La vente a été réitérée par acte authentique du 10 juillet 2018.
Suivant acte extrajudiciaire du 23 juin 2020, les époux [F] ont assigné l’agence immobilière devant le tribunal judiciaire de Nantes aux fins d’obtenir la réparation de leurs préjudices pour manquement à l’obligation d’information et de conseil.
Suivant jugement du 17 novembre 2022, le tribunal judiciaire de Nantes a :
— Dit que l’agence immobilière a manqué à son obligation d’information et de conseil s’agissant de la proximité de la discothèque Eléphant club et des nuisances sonores engendrées par son activité,
— Condamné l’agence immobilière à verser aux époux [F] la somme de 18 000 euros au titre de la perte de chance de renoncer à l’acquisition ou de négocier dans des conditions plus favorables,
— Condamné l’agence immobilière à verser aux époux [F] la somme de 2 000 euros au titre du préjudice moral,
— Condamné l’agence immobilière à verser aux époux [F] la somme de 3 000 euros en application de l’article 700 du code de procédure civile,
— Débouté les époux [F] du surplus de leurs demandes,
— Condamné l’agence immobilière aux dépens.
Suivant déclaration du 12 décembre 2022, la société Stéphane Plaza immobilier a interjeté appel.

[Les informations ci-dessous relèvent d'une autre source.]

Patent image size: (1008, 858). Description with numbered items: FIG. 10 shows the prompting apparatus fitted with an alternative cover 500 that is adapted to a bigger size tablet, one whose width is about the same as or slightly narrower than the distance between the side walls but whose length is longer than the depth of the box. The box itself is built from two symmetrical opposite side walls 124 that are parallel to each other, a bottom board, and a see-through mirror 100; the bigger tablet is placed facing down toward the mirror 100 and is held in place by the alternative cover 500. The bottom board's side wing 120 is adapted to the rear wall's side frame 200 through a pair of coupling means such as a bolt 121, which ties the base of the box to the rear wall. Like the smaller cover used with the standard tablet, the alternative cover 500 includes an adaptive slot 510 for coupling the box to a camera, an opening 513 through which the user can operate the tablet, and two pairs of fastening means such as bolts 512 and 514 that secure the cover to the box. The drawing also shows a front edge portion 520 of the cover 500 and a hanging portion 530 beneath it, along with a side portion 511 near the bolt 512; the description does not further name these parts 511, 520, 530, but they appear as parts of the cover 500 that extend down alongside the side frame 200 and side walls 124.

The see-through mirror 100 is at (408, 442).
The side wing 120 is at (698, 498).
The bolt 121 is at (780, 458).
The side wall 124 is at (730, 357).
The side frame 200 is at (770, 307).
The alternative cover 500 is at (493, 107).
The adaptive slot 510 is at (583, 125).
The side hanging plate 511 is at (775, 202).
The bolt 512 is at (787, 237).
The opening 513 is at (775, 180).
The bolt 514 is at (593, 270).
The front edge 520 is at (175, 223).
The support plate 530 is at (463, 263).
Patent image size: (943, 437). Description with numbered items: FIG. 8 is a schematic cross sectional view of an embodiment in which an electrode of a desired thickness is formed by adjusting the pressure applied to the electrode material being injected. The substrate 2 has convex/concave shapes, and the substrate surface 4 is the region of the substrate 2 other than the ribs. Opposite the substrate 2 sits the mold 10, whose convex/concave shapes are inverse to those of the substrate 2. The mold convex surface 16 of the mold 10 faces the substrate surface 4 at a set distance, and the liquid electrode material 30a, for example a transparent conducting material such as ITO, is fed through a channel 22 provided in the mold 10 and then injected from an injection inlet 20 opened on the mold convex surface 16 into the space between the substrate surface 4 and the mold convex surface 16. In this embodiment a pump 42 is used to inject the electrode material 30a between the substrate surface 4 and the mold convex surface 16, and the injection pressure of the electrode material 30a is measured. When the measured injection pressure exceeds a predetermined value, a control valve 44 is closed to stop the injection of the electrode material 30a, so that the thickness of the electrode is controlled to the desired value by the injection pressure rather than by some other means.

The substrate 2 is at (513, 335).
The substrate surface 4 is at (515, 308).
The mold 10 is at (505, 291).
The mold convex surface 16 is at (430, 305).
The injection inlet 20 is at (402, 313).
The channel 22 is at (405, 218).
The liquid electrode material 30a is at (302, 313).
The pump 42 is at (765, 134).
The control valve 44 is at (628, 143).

Par dernières conclusions du 3 juillet 2023, la société SPI demande à la cour de :
— Infirmer le jugement en ce qu’il a :
— Jugé qu’elle avait manqué à son obligation de conseil et d’information et l’a condamnée à verser aux époux [F] la somme de 18 000 euros outre 2 000 euros de préjudice moral et 3 000 euros au titre de leurs frais, ainsi que les dépens,
— N’a pas intégralement débouté les époux [F] de leurs demandes, et ne les a pas condamnés à lui verser la somme de 5 000 euros en application de l’article 700 du code de procédure civile,
— Confirmer le jugement en ce qu’il a débouté les époux [F] du surplus de leurs demandes,
En conséquence et statuant à nouveau,
— Débouter les époux [F] de l’intégralité de leurs demandes, fins et conclusions,
A titre subsidiaire,
— Réduire à de plus justes proportions la perte de chance,
En tout état de cause,
— Condamner solidairement les époux [F] à lui payer la somme de 5 000 euros en application de l’article 700 du code de procédure civile,
— Condamner solidairement les époux [F] en tous les dépens.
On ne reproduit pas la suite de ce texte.